While the particulars of these security frameworks will change contingent upon the area and kind of business (growers, dispensaries, cultivators, and producers regularly face various guidelines depending upon how they’re taking care of cannabis), by and large, compliance norms require security frameworks that guarantee:

  • Marijuana is carefully managed according to state and sometimes local regulations.
  • Cannabis products are secure at each stage (during cultivating, processing, storage and transportation).
  • Inventories are carefully monitored and under surveillance.
  • Accurate digital records are maintained.
  • Notices are sent to proper authorities in a timely fashion in case of a lapse or breech in security.

Compliance issues vary from state-to-state

Cannabis security is significant on the grounds that it improves the safety of the employees at the business, in a similar way that security at a bank or jewelry store requires.
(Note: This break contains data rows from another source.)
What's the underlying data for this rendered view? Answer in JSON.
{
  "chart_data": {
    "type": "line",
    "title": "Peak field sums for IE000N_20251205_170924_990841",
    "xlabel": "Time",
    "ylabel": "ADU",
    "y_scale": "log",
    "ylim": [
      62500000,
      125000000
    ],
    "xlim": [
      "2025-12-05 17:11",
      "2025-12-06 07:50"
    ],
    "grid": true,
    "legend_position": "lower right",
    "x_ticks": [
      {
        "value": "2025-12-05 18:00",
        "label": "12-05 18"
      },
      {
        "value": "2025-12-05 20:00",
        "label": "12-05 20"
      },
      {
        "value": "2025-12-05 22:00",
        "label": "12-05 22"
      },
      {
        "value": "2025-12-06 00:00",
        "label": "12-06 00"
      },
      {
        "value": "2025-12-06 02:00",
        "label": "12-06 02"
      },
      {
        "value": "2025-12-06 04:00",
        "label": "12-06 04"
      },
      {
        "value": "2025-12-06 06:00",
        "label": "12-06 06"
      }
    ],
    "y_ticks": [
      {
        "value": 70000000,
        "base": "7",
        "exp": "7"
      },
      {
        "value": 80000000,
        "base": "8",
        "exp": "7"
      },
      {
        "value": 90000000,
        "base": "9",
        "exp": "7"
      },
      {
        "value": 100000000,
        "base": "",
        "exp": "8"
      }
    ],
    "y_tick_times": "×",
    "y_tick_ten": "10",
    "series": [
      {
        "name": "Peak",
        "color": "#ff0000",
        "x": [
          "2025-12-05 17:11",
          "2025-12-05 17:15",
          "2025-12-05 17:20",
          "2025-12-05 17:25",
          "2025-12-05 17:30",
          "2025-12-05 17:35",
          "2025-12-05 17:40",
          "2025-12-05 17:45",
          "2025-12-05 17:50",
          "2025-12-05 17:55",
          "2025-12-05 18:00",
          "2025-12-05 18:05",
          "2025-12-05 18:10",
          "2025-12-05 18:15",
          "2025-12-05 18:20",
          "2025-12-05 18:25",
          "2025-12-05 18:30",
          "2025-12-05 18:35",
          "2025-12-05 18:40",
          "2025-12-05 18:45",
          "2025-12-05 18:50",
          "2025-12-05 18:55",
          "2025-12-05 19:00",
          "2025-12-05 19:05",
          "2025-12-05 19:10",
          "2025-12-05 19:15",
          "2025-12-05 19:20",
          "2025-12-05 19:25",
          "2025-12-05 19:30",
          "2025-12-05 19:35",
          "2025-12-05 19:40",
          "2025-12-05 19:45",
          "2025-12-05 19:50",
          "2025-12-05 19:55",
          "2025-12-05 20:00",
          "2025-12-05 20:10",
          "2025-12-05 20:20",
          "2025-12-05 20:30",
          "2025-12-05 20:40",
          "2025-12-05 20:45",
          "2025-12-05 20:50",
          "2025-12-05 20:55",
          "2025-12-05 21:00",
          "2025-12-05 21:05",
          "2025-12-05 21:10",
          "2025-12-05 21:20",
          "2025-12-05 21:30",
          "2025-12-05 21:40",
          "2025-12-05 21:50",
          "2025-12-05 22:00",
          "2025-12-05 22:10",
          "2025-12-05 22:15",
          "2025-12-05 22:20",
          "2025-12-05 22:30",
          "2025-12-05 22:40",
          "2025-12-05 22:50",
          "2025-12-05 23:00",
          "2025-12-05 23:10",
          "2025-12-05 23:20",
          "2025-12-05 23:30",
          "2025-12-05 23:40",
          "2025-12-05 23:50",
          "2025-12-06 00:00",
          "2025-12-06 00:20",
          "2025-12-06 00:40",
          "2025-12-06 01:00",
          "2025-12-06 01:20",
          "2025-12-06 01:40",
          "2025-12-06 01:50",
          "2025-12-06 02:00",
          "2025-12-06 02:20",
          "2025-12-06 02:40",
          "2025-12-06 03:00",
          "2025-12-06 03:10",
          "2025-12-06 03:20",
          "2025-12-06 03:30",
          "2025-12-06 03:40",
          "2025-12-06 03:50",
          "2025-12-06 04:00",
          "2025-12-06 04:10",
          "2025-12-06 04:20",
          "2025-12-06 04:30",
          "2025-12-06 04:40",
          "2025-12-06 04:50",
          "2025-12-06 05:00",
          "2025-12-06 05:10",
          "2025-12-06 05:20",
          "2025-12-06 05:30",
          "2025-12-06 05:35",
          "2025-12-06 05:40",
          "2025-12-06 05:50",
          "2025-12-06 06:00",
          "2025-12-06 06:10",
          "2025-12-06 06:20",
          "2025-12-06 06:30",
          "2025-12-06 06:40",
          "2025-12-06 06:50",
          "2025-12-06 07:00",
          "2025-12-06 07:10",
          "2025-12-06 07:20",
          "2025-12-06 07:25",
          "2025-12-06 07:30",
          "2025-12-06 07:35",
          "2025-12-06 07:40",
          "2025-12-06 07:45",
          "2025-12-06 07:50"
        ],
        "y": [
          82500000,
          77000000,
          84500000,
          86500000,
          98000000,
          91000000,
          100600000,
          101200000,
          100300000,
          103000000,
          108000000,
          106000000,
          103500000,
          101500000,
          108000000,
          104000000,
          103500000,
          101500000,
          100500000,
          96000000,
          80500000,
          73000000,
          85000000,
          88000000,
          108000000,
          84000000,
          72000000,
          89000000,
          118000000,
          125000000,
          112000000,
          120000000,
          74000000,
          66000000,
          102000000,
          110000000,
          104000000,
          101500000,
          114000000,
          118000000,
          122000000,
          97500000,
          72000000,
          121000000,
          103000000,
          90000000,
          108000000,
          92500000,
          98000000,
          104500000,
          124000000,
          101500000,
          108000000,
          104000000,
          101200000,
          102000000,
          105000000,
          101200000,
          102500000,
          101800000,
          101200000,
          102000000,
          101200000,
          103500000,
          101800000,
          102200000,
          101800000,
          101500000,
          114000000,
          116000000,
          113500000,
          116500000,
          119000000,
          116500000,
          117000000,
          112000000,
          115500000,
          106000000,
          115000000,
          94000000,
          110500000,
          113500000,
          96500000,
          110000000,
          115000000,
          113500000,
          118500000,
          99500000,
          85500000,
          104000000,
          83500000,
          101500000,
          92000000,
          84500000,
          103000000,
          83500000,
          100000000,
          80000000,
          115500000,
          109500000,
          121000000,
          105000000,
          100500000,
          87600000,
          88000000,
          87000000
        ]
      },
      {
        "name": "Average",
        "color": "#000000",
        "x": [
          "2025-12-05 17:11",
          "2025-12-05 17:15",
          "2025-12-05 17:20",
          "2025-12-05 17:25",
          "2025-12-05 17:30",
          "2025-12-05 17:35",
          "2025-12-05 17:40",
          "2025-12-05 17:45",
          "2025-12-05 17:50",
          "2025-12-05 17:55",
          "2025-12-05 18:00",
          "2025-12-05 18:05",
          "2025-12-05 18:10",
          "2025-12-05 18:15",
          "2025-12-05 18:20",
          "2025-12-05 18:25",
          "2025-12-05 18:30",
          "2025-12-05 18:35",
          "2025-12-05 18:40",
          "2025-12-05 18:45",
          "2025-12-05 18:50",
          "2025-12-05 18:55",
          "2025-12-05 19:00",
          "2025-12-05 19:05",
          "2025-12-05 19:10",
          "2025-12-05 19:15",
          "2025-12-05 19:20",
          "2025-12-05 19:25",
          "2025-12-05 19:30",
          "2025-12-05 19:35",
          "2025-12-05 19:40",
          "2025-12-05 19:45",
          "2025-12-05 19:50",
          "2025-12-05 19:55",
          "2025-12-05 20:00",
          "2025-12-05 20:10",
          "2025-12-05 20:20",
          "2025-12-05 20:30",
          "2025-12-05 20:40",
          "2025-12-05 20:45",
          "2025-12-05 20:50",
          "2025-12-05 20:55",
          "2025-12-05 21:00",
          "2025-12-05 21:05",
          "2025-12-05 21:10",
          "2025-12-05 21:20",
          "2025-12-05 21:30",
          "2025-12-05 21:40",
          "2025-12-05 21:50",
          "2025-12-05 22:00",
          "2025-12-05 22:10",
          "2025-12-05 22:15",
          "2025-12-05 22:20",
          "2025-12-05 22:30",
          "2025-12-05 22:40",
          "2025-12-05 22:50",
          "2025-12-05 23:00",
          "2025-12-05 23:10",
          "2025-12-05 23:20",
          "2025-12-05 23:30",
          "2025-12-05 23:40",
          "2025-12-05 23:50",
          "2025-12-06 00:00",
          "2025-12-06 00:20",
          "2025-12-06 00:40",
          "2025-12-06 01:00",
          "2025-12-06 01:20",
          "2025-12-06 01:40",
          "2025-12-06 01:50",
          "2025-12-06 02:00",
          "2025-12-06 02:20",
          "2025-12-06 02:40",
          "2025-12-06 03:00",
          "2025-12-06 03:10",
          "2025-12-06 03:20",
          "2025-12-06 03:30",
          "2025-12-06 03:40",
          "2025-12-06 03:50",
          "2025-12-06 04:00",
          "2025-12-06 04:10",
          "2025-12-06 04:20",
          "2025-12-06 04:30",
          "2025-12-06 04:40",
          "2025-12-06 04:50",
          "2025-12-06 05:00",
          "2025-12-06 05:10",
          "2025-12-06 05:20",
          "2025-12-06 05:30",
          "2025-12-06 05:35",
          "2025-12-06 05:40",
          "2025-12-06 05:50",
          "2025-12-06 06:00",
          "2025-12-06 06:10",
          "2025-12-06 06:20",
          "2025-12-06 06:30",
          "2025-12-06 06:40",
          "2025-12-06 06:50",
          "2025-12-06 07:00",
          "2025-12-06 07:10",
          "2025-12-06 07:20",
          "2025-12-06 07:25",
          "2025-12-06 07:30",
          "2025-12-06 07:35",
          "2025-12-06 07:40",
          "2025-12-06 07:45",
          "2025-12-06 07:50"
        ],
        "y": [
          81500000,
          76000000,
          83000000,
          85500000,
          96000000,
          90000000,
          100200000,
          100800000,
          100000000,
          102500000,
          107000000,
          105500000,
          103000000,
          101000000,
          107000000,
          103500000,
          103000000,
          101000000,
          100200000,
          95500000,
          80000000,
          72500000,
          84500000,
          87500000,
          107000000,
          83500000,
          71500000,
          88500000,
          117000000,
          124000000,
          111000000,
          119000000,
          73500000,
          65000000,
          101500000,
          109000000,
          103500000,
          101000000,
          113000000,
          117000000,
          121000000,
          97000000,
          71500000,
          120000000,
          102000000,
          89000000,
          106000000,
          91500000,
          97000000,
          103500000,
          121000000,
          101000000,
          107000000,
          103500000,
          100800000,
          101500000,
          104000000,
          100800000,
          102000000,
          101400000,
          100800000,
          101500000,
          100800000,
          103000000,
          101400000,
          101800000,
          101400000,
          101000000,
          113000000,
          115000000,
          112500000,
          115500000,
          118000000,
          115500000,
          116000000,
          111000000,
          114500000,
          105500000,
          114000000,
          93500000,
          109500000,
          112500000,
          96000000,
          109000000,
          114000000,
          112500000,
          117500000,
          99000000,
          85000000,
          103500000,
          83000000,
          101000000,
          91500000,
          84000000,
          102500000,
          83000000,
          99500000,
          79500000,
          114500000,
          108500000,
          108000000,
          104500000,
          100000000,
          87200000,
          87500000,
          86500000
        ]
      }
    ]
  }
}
Security is also critical because an absence of security prompts compliance enforcement and penalties.

Like the compliance guidelines themselves, the particulars of penalties differ from occurrence to occurrence and from state-to-state (or locality). However, on the more extreme side of the range, an absence of appropriate security can prompt business closure (normally through the revocation of licenses and permits) to the possibility of even prison time if carelessness or willful wrongdoing prompts criminal charges .

In our next article, we will investigate specific challenges and best-practice solutions for enhanced security within the Cannabis industry

Leave a Replay

About FCDA

Find and prevent advanced attacks on your business.

The FCDA professionals’ primary duty is the protection of our clients and their property. Our personnel enforce company rules and regulations provided by the client. 

Recent Posts

Follow Us

Sign up for our Newsletter

Big enough to serve you, small enough to know you.